Educationally Speaking, Rob MacLellan
As I write this, we are only days away from one of the most exciting times in the education world – the start of school.
The only day more exciting than this is the last day of school for the year. I offer a potpourri of thoughts on the eve of this event.
Thousands of students will soon be flocking back into Nova Scotia classrooms. Count yourself lucky if you are one of them. As exciting a time as it is, it is also a time of a certain amount of anxiety. One wonders:
Will the teachers like me, and will I like my teachers?
Will the students like me?
How hard will I find the work?
Will there be much homework?
What should I wear the first day?
How will I find my way around the school?
Do I have all the right school supplies?
I imagine that as you are reading this, you are thinking about your children. It might surprise you to learn that these are also the questions that adult learners ask, and these are also the questions that brand new teachers ask, as well perhaps as experienced teachers who are beginning work in a new school. Do you find that surprising?
We all want to fit in and to get along, so heading into the unknown can be disquieting. Happily, schools are welcoming institutions that want only the best for us. Newly arrived at a school, we will soon find other students, colleagues or mentors who will help us navigate those difficult first days.
After the first couple of weeks, a feeling of normalcy begins to establish itself. At that point, we begin to build relationships that, while they may come and go, provide the support we need to make it through the school year successfully.
Having made it through our first couple of weeks, we can then focus on our day-to-day activities. Let’s consider for a moment the enterprise that is education. I have heard it told to students, both school age and adult alike, that the real world is out there, that school isn’t the real world.
I beg to differ. The world of school and education is as real as it gets, and it is as much work as the world of paid work outside the school walls.
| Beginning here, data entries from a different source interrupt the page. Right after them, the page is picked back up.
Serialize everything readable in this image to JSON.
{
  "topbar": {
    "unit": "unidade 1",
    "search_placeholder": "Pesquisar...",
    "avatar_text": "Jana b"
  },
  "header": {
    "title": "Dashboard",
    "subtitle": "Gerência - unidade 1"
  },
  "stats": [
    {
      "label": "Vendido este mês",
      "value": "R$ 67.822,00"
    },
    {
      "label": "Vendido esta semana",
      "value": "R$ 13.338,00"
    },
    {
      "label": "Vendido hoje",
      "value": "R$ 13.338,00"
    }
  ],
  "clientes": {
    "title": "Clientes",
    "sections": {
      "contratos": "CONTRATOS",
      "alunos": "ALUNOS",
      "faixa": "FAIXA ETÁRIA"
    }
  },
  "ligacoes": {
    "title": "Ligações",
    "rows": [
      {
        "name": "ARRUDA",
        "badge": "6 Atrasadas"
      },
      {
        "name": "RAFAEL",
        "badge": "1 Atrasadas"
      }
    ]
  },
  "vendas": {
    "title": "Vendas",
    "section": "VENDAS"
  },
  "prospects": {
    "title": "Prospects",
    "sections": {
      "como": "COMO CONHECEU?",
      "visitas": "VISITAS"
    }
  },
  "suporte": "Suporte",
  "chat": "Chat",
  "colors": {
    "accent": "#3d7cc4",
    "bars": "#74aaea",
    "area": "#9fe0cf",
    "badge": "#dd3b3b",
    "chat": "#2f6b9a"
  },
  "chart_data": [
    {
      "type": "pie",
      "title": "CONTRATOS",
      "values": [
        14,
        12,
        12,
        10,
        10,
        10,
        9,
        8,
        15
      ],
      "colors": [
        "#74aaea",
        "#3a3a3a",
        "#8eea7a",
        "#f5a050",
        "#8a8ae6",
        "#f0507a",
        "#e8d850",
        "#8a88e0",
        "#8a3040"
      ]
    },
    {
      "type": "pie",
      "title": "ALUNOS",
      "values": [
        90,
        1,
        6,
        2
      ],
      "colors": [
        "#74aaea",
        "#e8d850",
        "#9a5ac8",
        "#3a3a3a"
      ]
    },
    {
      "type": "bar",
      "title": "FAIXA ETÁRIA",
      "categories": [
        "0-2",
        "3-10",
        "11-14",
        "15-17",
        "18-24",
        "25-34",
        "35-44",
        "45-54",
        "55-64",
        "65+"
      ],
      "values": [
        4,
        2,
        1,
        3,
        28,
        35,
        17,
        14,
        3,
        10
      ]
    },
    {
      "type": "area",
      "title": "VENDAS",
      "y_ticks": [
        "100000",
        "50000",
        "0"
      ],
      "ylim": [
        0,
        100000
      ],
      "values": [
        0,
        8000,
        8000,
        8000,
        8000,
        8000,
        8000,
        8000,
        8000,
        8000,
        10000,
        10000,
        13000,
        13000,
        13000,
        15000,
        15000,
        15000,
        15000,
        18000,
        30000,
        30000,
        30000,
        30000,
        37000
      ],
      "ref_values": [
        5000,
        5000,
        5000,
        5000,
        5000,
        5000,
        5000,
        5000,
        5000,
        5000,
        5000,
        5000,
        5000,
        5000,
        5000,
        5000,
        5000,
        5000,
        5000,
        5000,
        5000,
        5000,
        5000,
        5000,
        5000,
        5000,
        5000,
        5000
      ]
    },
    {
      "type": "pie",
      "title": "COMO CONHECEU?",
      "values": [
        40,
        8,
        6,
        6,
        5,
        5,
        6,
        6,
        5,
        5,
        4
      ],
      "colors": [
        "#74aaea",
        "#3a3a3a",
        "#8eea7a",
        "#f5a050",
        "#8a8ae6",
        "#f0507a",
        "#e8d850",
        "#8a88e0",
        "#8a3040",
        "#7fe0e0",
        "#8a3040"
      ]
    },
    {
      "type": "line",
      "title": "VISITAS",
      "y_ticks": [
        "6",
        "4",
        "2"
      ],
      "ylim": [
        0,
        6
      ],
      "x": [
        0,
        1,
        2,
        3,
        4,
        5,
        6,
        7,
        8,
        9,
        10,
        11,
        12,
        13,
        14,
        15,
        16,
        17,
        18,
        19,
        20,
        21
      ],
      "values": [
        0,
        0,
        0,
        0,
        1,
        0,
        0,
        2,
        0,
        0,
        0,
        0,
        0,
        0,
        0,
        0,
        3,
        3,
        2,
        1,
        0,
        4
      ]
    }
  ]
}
In each setting, participants forge relationships with co-workers (other students), have to be on time and must provide reasons for non-attendance, have tasks they must perform, are evaluated on their performance, have to conform to a certain dress code, have their use of or access to wireless technology and social media regulated, and are disciplined for inappropriate workplace behaviours.
I could add more to this list, but I think you get the idea. School and work mean the same thing.
While motivation among individuals will vary, few of us plan to fail. If we take this as a given, then it follows that we need to know how to be successful. The answer is simpler than you might think. In the context of the school environment, give the teachers (and teachers give their principals) what they ask for, and if you get stuck, ask for help. That’s it.
What the teachers ask of you will be consistent with the course expectations that you are required to master at each level. When completing an assignment, assume that the person who is going to be reading it knows nothing about the topic, unless you have otherwise been instructed, and make sure that you provide the level of detail that is expected of you. If the details of the assignment are not clear enough for you to understand, ask for further information.
A case in point, I recall one time, many years ago, when a teaching colleague gave an assignment to his class at the conclusion of a week’s study about Greek-Canadians. The assignment was for the students to write a brief essay on what they had learned about this particular Canadian ethnic group.
A few of his students submitted responses similar to the following: ‘I learned what they ate. I learned where they lived. I learned how they dressed. I learned about their customs and holidays.’
Granted, the teacher might have been a little more specific in the assignment instructions, but the student clearly did not demonstrate any real acquired knowledge in this response and therefore would not have received a good mark. Two-way communication in any relationship is a key component to success in the school and work environment.
In closing, I would encourage all students, both school-age and adult, and new teachers to go forward with confidence into your new workplace of learning. You have the tools that you need to be successful. Don’t worry about the odd stumble along the way; you will find many people willing to help you along, if you only ask. I trust you will have a great year.